From New York Magazine:
Except for the few people who were privy to Michiko Kakutani’s growing estrangement from the job of country’s most powerful book critic, most readers were surprised by her decision last month to take a buyout after 38 years at the New York Times. But one book publicist did have a premonition a week before the announcement. She had emailed Kakutani about a controversial political book for the early fall, which was technically under embargo, and hadn’t heard back with a request for an early copy. Books that break news are zealously guarded from most reporters and critics, but when Kakutani asked, you just mailed it off and bit your nails waiting for the verdict.
It’s usually overreaching to call any critic’s departure the end of an era, and Kakutani’s writing career isn’t over at all: This week she signed a multiple-book deal with Crown’s Tim Duggan Books. The first book, published next year, will be a controversial political book of her own, a cultural history of “alternative facts” titled The Death of Truth. But an era really has ended. As chief book critic, Kakutani was inimitable and irreplaceable. (In fact, there are no plans to name a new “chief critic.”) She was the “voice of God,” as one writer put it to me. Her column was a gauntlet no major author could escape, a maker of new stars (Zadie Smith, Alice Sebold, Jonathan Franzen) and punisher of old (Mailer, Updike, Franzen). And as she grew into the job, she became more legend than human, less knowable the more we got to know her. Famously private and therefore ripe for rumors (she’s dating Paul Simon! No, Woody Allen! No, she doesn’t exist!), given to quirks that made her a figure of snark (overusing the word limn, writing in the voice of Holden Caulfield), she attained a status in New York somewhere between Edmund Wilson and Dr. Zizmor. White male writers derided her for bashing their books, though Sex and the City’s Carrie Bradshaw was terrified of her, too. Kakutanied became a verb. But whatever was said about her, which was a lot, the one thing you couldn’t say was that her judgment didn’t matter.
. . . .
Meanwhile, the Times became a tougher place for critical gods. Lone wolves hurling thunderbolts from their garrets gave way to affable co-critics doing online chats, TimesTalks, and video clips, writing personal essays and exploring their own biases. Change has been especially swift in books. Last year, Pamela Paul, editor of the Sunday Book Review, was directed to consolidate the paper’s three separate book fiefdoms — the Review, the print daily reviews, and publishing news — under one print-and-online department. Each of the three daily critics was generally reduced to one review per week (though asked to supplement with essays). Important books that used to be reviewed in both the daily and the Review now usually get only one at-bat, and, as at the Book Review under Paul, there is a move toward appreciations, Q&As, genre roundups, and hot-take debates.

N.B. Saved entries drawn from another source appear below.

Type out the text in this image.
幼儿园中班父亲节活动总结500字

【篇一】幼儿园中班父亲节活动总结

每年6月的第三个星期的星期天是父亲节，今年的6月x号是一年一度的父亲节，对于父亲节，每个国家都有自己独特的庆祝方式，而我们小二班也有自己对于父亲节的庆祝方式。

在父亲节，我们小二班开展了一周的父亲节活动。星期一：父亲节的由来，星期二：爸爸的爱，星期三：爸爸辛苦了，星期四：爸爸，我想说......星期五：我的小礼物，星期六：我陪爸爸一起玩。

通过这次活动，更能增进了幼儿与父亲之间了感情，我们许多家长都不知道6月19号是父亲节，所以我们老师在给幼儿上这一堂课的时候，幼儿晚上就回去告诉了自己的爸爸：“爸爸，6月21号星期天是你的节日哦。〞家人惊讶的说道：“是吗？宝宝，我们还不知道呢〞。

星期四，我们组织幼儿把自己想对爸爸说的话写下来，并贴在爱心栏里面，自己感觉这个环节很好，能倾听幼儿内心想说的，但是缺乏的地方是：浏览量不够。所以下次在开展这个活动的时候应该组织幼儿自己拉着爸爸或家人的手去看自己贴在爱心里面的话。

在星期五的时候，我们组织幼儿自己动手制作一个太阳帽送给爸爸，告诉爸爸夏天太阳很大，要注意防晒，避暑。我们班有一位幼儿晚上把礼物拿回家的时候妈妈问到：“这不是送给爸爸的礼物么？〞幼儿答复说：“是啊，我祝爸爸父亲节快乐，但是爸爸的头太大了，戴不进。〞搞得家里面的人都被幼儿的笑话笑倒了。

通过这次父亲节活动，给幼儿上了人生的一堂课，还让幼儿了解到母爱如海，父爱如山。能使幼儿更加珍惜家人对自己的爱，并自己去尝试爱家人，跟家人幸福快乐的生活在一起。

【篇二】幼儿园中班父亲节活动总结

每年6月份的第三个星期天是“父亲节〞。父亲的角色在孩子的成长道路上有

Lead critics are going out of style across the paper; there are now “co-chief critics” in art, theater, and film, and after Kakutani’s departure, no book critic will have the right of first refusal. (Dwight Garner will review on Tuesdays, when the biggest books are published, followed by more recent arrival Jennifer Senior and new third critic Parul Sehgal.) Critics now meet with editors to brainstorm new elements and submit their pitches to the will of the collective. It’s a sea change for the daily, where critics had barely interacted with either editors or each other, and where, per two sources, Kakutani had sometimes been allowed to choose her editors and even copy editors. “For a very long time, Michi got her way,” says someone close to the situation, “until very recently people started pushing back in a big way, and I think that was part of her leaving.”
Link to the rest at New York Magazine
The OP reminded PG that New York City is really a lot of gossipy small towns. In the particular small town in which the OP is set, everybody knows the book critic pecking order and is obsessed by the reviewer who is at the top of that pecking order and every word she writes.
Similarly, the residents of this particular New York small town keep up with the latest gossip about the Times – who’s up and who’s down, what so-and-so said about whoever.
PG has traveled to New York City dozens of times, most on business and a few times for pleasure. Generally speaking, he has enjoyed those visits (particularly when someone else is paying his expenses), so he’s not a New York hater.
But PG doesn’t think New York is the most important place in the world and he absolutely knows that, while some smart people live in New York, the large majority live elsewhere. Since he is an attorney, PG also knows some very good (and some very bad) attorneys practice in New York, but most very good attorneys practice somewhere else.
Without question, New York is a special city. But so is Chicago. And Los Angeles and Dallas and Atlanta and Miami and Denver and Seattle and San Francisco. Plus London, Paris, Brussels, Venice, Florence, Rome, etc. (PG admits a bias in favor of Italian cities.) Like the children in Lake Wobegon, Minnesota, almost every city is above average.
A final comment from P.J. O’Rourke:
I live in New Hampshire. We’re in favor of global warming. Eleven hundred more feet of sea-level rises? I’ve got beachfront property. You tell us up there, ‘By the end of the century, New York City could be underwater,’ and we say, ‘Your point is?’